A macro shot of syringe with needle. | Photo by Raghavendra V. Konkathi on Unsplash

Opioid-related deaths jumped dramatically in 2020 compared to 2019, with the number of deaths among African-Americans nearly doubling, according to a report released in December by the Chicago Department of Public Health (CDPH). 

The CDPH regularly releases these reports at the end of the year, but because of the COVID-19 pandemic, the Cook County medical examiner’s office has been slow processing and recording deaths. 

The 2020 data brief wasn’t released until Dec. 31, 2021, and the department doesn’t expect to be able to release a report on 2021 data until the end of March 2022. 

Dr. Wilnise Jasmin, the CDPH’s director of behavioral health, presented the report’s findings at the Jan.19 virtual meeting of the West Side Heroin/Opioid Task Force, a collaboration of West Side healthcare providers and social service organizations organized by State Rep. La Shawn Ford (8th). 

The participants agreed that the upswing in numbers didn’t surprise them, since it matches what they observed on the ground. But CDPH  and the task force members are redoubling their efforts to treat addiction, expanding resources and services throughout the West Side.

According to the data brief, 2020 saw 1,303 opioid-related deaths — a notable increase compared to 855 deaths in 2019. The percent of overdoses per 100,000 people went up by about 52%. The number of EMT responses to overdoses increased by 32%. As in 2019, three community areas that saw the highest number of opioid-related deaths in 2020 were Austin, Humboldt Park and North Lawndale. 

The report indicated that the first time since CDPH began tracking opioid deaths, the number of overdoses went up for all demographics.
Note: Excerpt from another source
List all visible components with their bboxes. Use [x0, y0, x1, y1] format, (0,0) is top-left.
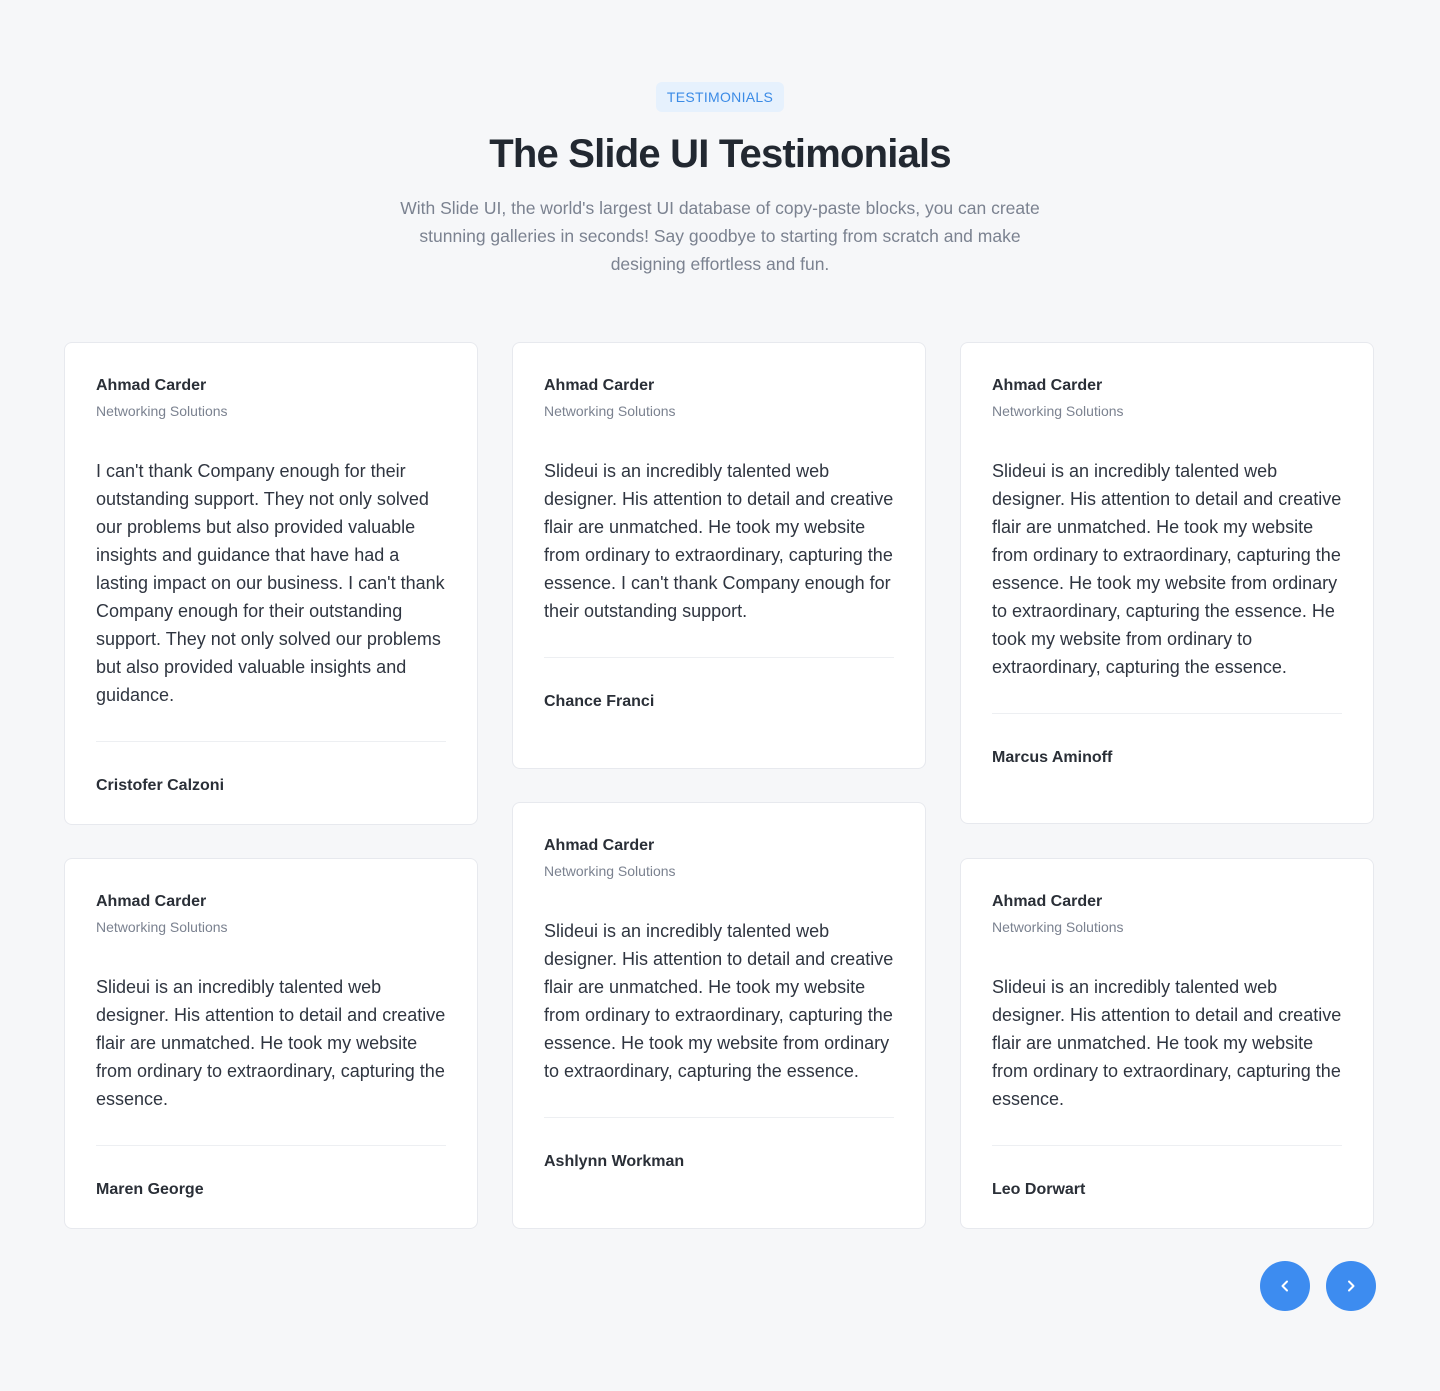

But some demographics experienced larger increases than others. 

Among Black, non-Hispanic residents, the number of deaths city-wide went up from 483 to 746, with the rate increasing by 56%. By comparison, along white non-Hispanic residents, the number of deaths went up from 260 to 342, with the rate going up by 28%. 

There was also a disparity in terms of income. The rate of deaths in communities facing “medium” economic hardship saw the highest increase, going up by 62%. The communities facing “high” economic hardship saw the increase of 59%. 

According to the report, “death rates remained highest among men; Black, Non-Latinx; adults aged 55-64; and persons living in communities experiencing high economic hardship.”

Jasmin said that her department continues to try to reduce the number of overdoses. It is increasing distribution of Naloxone, also known as Narcan, a medicine that reverses the effects of the overdose. Jasmine said that CDPH is putting in Naloxone kits in public libraries. The first phase included all West Side libraries except North Lawndale’s Douglass branch library, 3353 W. 13th St., but she said that Douglass library will get the kits in the next round.

The CDPH is also trying to address underlying stresses that may drive people to use opioids or cause them to relapse.n  

“Grief is a normal process,” Jasmin said. “It’s okay to be feeling grief, but there are also supports [available] to be able to manage your grief.”

Residents can locate mental health service providers in their area at findtreatment.samhsa.gov and mentalhealth.chicago.gov.

“All of the facilities and organizations on the West Side, they’re seeing patients regardless of their insurance,” Jasmin said, adding that many of them offer sliding scale payment structure based on income. We want to make the barrier as low as possible for anyone receiving mental health care.”

Task force chair Lee Rusch said that his group’s collaboration with CDPH “has grown tremendously,” adding that they have monthly meetings with addiction treatment providers and share data on where overdoses happen. 

While the pandemic complicated in-person outreach, it hasn’t stopped it.

“The direct intervention outreach team trained over 3,300 individuals and distributed twice as many Naloxone/Narcan [kits],” Rusch said.

In the meeting Zoom chat, Ford reflected that, while he appreciates the work that is being done,  the pandemic demonstrated that government has the power to do more.

“Could you imagine if the federal government would treat this [opioid addiction] pandemic like the COVID pandemic and allow families to order naloxone like the COVID test?” he wrote.